Un rischio che non diminuisce anche nel caso in cui le immagini venissero condivise su un gruppo privato di Facebook o su un account privato di Instagram. «Di solito in un gruppo privato c’è l’illusione che tutti quelli che ne fanno parte si conoscano», spiega Steinberg. Una illusione pericolosa, che alimenta un senso di falsa sicurezza. Questo perché presuppone un grado di fiducia e di attenzione da parte degli altri su cui non abbiamo il minimo controllo in realtà. «Quindi il genitore non solo deve fidarsi del fatto che le persone con cui sceglie di condividere le immagini non le useranno in alcun modo, ma deve anche confidare nel fatto che quelle persone siano a loro volta attente alla privacy, abbiano il controllo su chi può usare i loro profili sui social network».
C’è un’altra illusione che rischia di ingannare tanti genitori: pensare che le impostazioni sulla privacy costituiscano una rete di protezione sufficiente. Ragion per cui condividono allegramente i contenuti sui loro figli senza farsi troppi problemi, Senza rendersi conto, insiste Steinberg, che «in realtà anche questi post possono raggiungere un pubblico molto vasto». Paradossalmente i nativi digitali – ovvero i ragazzini – si rivelano molto più accorti dei loro genitori in tema di privacy. Questo anche grazie ad applicazioni come Snapchat, che consentono una comunicazione meno permanente.
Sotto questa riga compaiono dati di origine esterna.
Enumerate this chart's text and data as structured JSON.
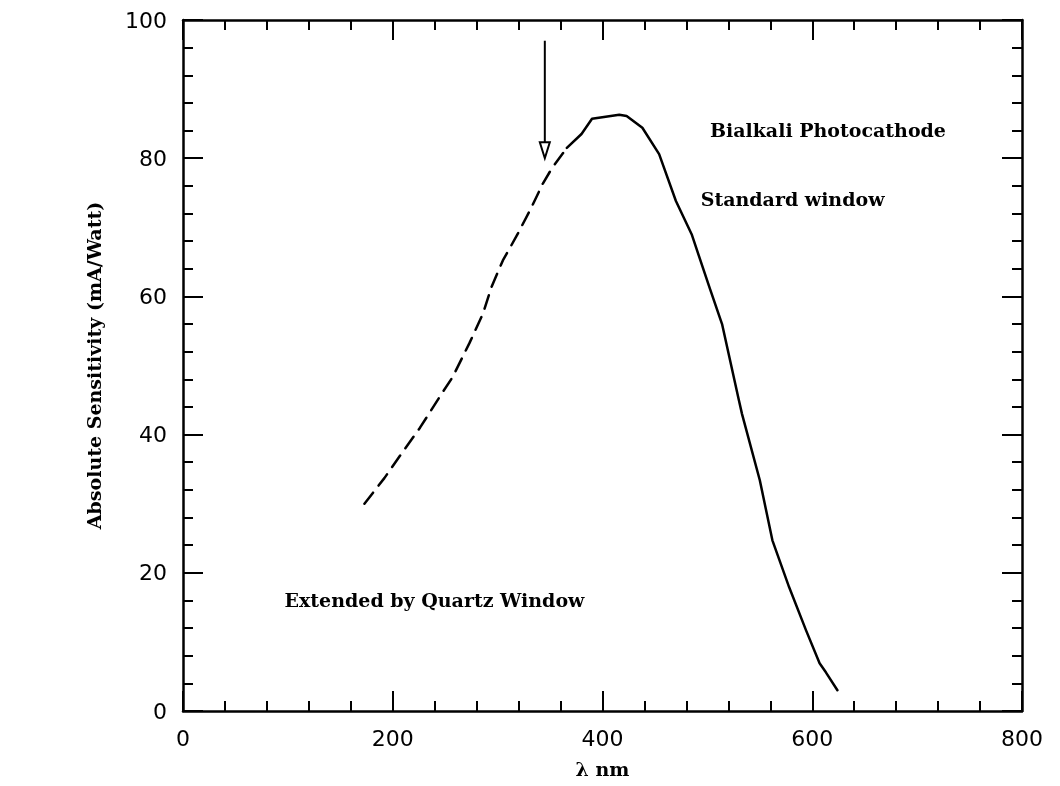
{
  "chart_data": {
    "type": "line",
    "xlabel": "λ nm",
    "ylabel": "Absolute Sensitivity (mA/Watt)",
    "xlim": [
      0,
      800
    ],
    "xticks": [
      0,
      200,
      400,
      600,
      800
    ],
    "ylim": [
      0,
      100
    ],
    "yticks": [
      0,
      20,
      40,
      60,
      80,
      100
    ],
    "grid": false,
    "marker": "none",
    "annotations": [
      "Bialkali Photocathode",
      "Standard window",
      "Extended by Quartz Window"
    ],
    "series": [
      {
        "color": "#000000",
        "line_style": "dashed",
        "x": [
          173,
          192,
          209,
          226,
          247,
          257,
          273,
          286,
          294,
          305,
          319,
          332,
          343,
          352,
          366
        ],
        "values": [
          30,
          33.7,
          37.4,
          41,
          46,
          48.3,
          53.2,
          57.5,
          61.3,
          65.2,
          69,
          72.8,
          76.3,
          78.6,
          81.5
        ]
      },
      {
        "color": "#000000",
        "line_style": "solid",
        "x": [
          366,
          380,
          390,
          416,
          423,
          438,
          454,
          470,
          485,
          502,
          514,
          530,
          533,
          550,
          562,
          578,
          594,
          607,
          613,
          624
        ],
        "values": [
          81.5,
          83.5,
          85.7,
          86.3,
          86.1,
          84.4,
          80.6,
          73.8,
          69,
          61.3,
          56,
          45,
          43,
          33.4,
          24.7,
          17.9,
          11.7,
          6.9,
          5.6,
          3
        ]
      }
    ]
  }
}
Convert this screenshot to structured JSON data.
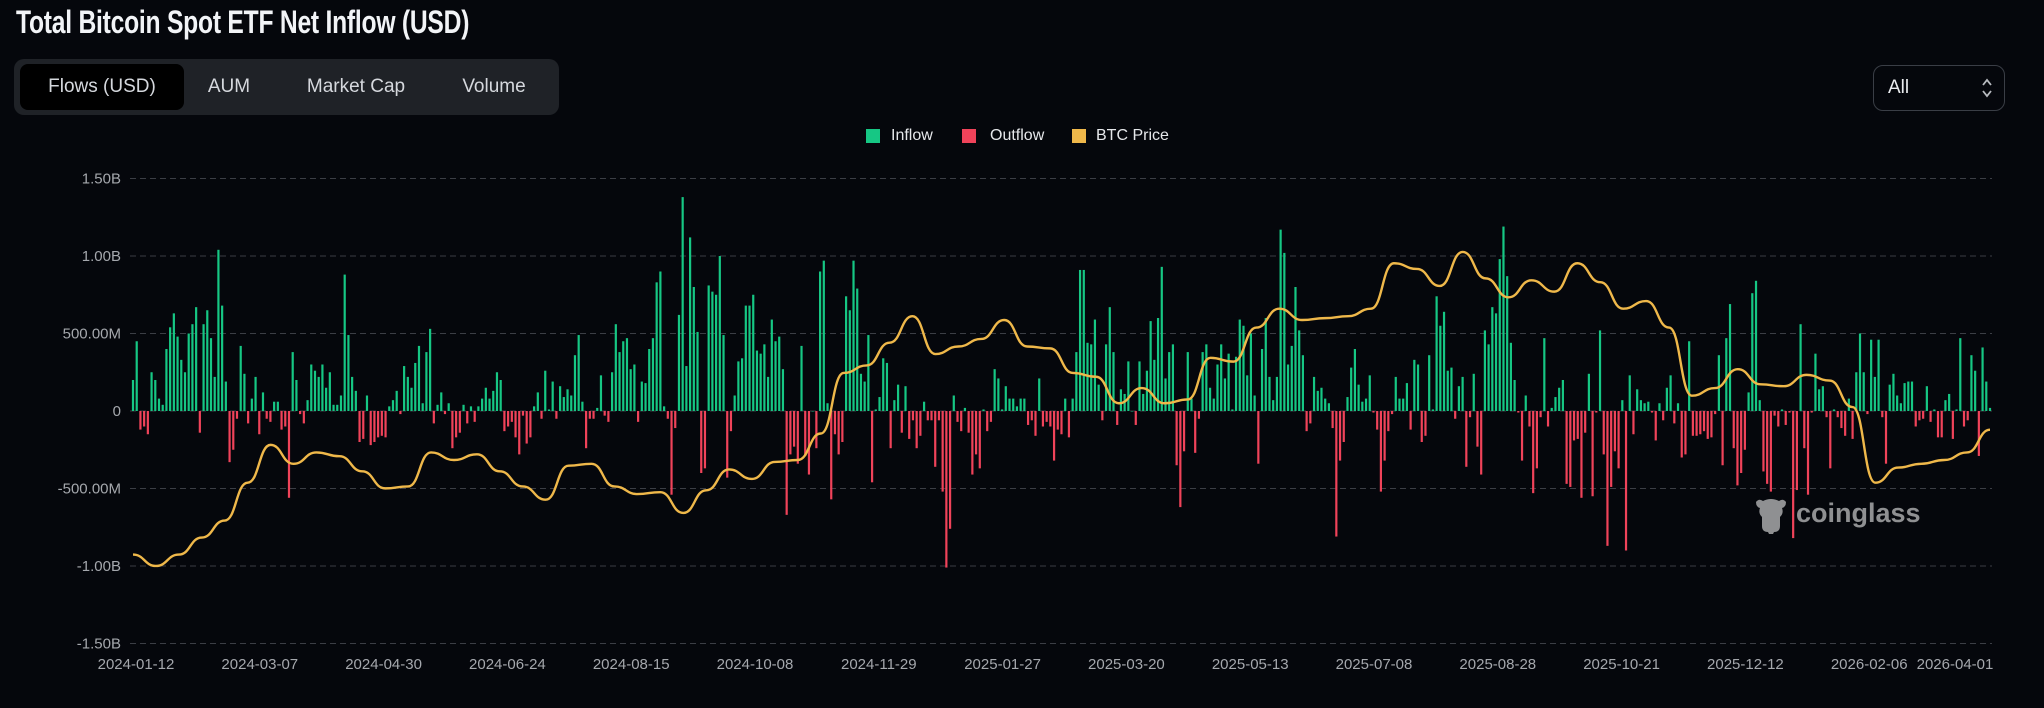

Inoltre Steinberg sta insistendo con l’American Academy of Pediatricians affinché metta a punto delle linee guida per la condivisione di contenuti sul web. Alcune di queste potrebbero prevedere anche una sorta di “potere di veto” dato ai bambini sui contenuti da pubblicare in internet. Per Steinberg già a quattro anni i più piccoli possiedono un senso di sé. Dunque i genitori dovrebbero chiedere loro se gradiscano che amici e familiari vedano le loro immagini.
La docente di legge della Florida non pensa a un veto assoluto ai genitori di condividere online le foto dei loro figli, una pratica utile nel caso di parenti che vivono lontani da casa. Ma i benefici della condivisione devono essere bilanciati coi danni per i piccoli a cui si rischia di andare incontro. Rischi che non possono essere bellamente messi tra parentesi. La realtà è che queste informazioni condivise dai genitori potrebbero riemergere ancora a distanza di anni su Google. Senza contare che «non sappiamo quali saranno gli obiettivi dei nostri figli quando diventeranno adulti».
In sostanza, secondo Steinberg bisognerebbe agire secondo il principio di buon senso: «Non condividete su internet nulla che non mostrereste in pubblico».